In terms of time, I have to wonder about some other criteria. I was involved in circulating the full Canadian criteria around Irish GPs. But it has dozens of questions. It would be very hard for a busy GP to remember them all. And it would be very time-consuming to ask a patient all the questions. It would probably only work if a doctor gave a patient the ticksheet to fill in. Again this would be time-consuming unless they were sent away to the waiting room and I'm not sure how many GPs do this. So shorter criteria can be an advantage.
 

alex3619

Senior Member
Messages
13,810
Location
Logan, Queensland, Australia
The most prominent was muscle pain.
Hi @Dolphin, your list of early symptoms closely resembles mine. I only missed out on a fibro diagnosis because of a lack of sufficient tender points which were required for the definition at the time. With pacing, over time, my muscle and joint pain declined, but as my ME (SEID) has progressed the cognitive and PEM issues have worsened, and my sleep issues have progressed till at times they are worse than non 24 hour circadian dysfunction.

My functional capacity was severely reduced though.

The ME definitions, even the CFS definitions, and I think now SEID, will miss subclinical cases that may later progress to much worse cases. None of these definitions can replace some good biomarkers.
 

Never Give Up

Collecting improvements, until there's a cure.
Messages
971
Thank you for alerting us to the posting of the new Report Guide for Clinicians, NeilK.

I like it. It's simple and clear I think it will enable non-bigoted physicians to easily recognize and diagnose ME/CFS/SEID- that is a major step. The bigoted ones will come around when there is sufficient biological evidence to convince even the most hardened practitioners.

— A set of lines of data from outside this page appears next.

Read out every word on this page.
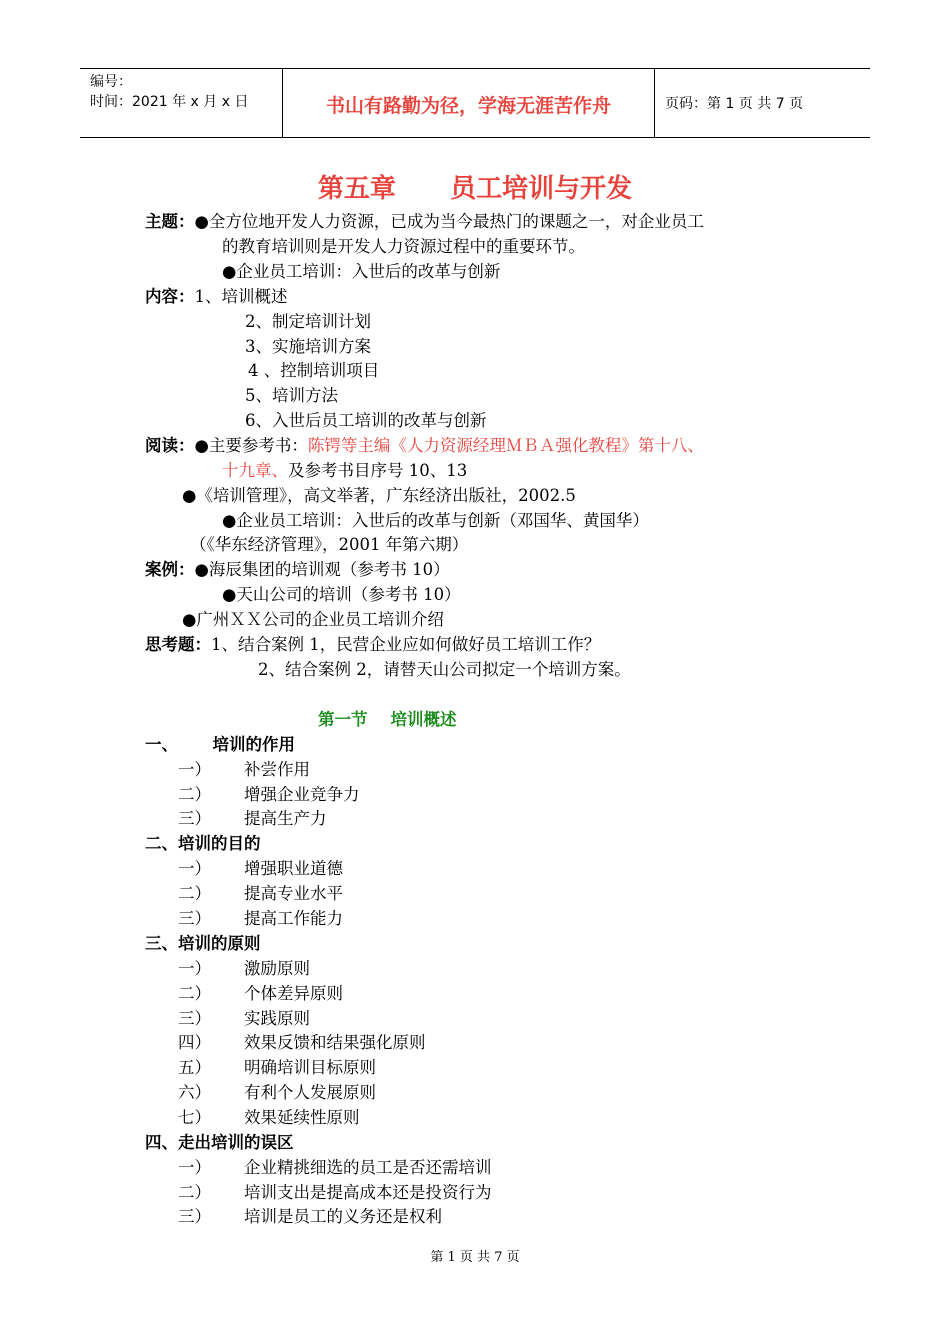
编号：
时间：2021 年 x 月 x 日	书山有路勤为径，学海无涯苦作舟	页码：第 1 页 共 7 页
第五章      员工培训与开发
主题：●全方位地开发人力资源，已成为当今最热门的课题之一，对企业员工
的教育培训则是开发人力资源过程中的重要环节。
●企业员工培训：入世后的改革与创新
内容：1、培训概述
2、制定培训计划
3、实施培训方案
4 、控制培训项目
5、培训方法
6、入世后员工培训的改革与创新
阅读：●主要参考书：陈锷等主编《人力资源经理ＭＢＡ强化教程》第十八、
十九章、及参考书目序号 10、13
●《培训管理》，高文举著，广东经济出版社，2002.5
●企业员工培训：入世后的改革与创新（邓国华、黄国华）
（《华东经济管理》，2001 年第六期）
案例：●海辰集团的培训观（参考书 10）
●天山公司的培训（参考书 10）
●广州ＸＸ公司的企业员工培训介绍
思考题：1、结合案例 1，民营企业应如何做好员工培训工作？
2、结合案例 2，请替天山公司拟定一个培训方案。
第一节    培训概述
一、      培训的作用
一） 补尝作用
二） 增强企业竞争力
三） 提高生产力
二、培训的目的
一） 增强职业道德
二） 提高专业水平
三） 提高工作能力
三、培训的原则
一） 激励原则
二） 个体差异原则
三） 实践原则
四） 效果反馈和结果强化原则
五） 明确培训目标原则
六） 有利个人发展原则
七） 效果延续性原则
四、走出培训的误区
一） 企业精挑细选的员工是否还需培训
二） 培训支出是提高成本还是投资行为
三） 培训是员工的义务还是权利
第 1 页 共 7 页
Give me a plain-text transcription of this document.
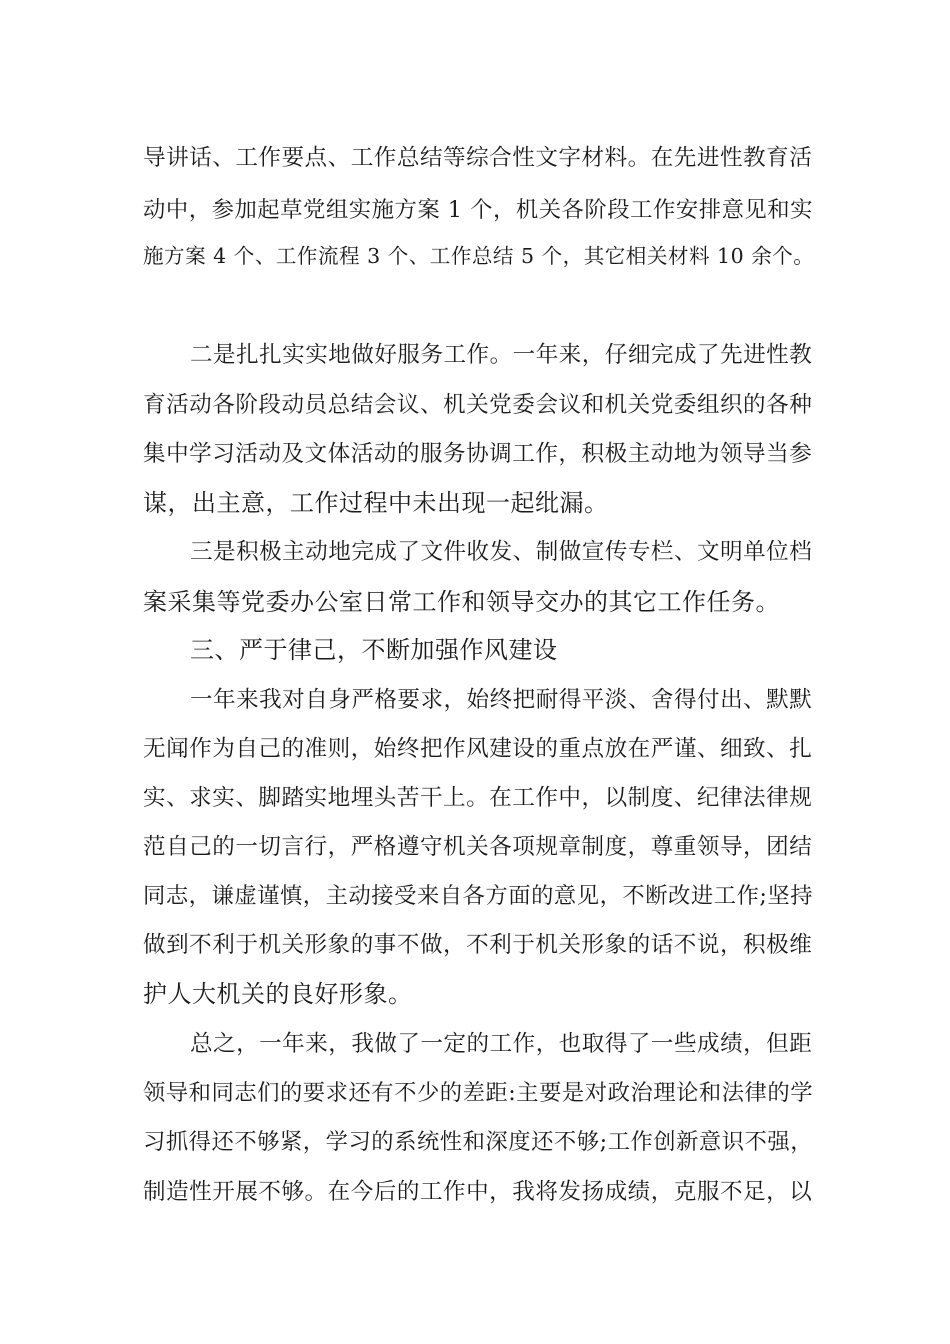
导讲话、工作要点、工作总结等综合性文字材料。在先进性教育活

动中，参加起草党组实施方案 1 个，机关各阶段工作安排意见和实

施方案 4 个、工作流程 3 个、工作总结 5 个，其它相关材料 10 余个。

二是扎扎实实地做好服务工作。一年来，仔细完成了先进性教

育活动各阶段动员总结会议、机关党委会议和机关党委组织的各种

集中学习活动及文体活动的服务协调工作，积极主动地为领导当参

谋，出主意，工作过程中未出现一起纰漏。

三是积极主动地完成了文件收发、制做宣传专栏、文明单位档

案采集等党委办公室日常工作和领导交办的其它工作任务。

三、严于律己，不断加强作风建设

一年来我对自身严格要求，始终把耐得平淡、舍得付出、默默

无闻作为自己的准则，始终把作风建设的重点放在严谨、细致、扎

实、求实、脚踏实地埋头苦干上。在工作中，以制度、纪律法律规

范自己的一切言行，严格遵守机关各项规章制度，尊重领导，团结

同志，谦虚谨慎，主动接受来自各方面的意见，不断改进工作;坚持

做到不利于机关形象的事不做，不利于机关形象的话不说，积极维

护人大机关的良好形象。

总之，一年来，我做了一定的工作，也取得了一些成绩，但距

领导和同志们的要求还有不少的差距:主要是对政治理论和法律的学

习抓得还不够紧，学习的系统性和深度还不够;工作创新意识不强，

制造性开展不够。在今后的工作中，我将发扬成绩，克服不足，以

And, they are not saying you could diagnose this disease, they are saying you should diagnose this disease if the criteria are met

The new name is weird, but it "captures a central characteristic of the disease—the fact that exertion of any sort (physical, cognitive, or emotional)—can adversely affect patients in multiple organ systems", and in doing so, reinforces the concepts put forth in the report.

I am hopeful that they will lead to better, more respectful, and compassionate care for my son, and every person sick with SEID, and will bring us one step closer to better research funding as the numbers of diagnosed patients bring more pressure to bear.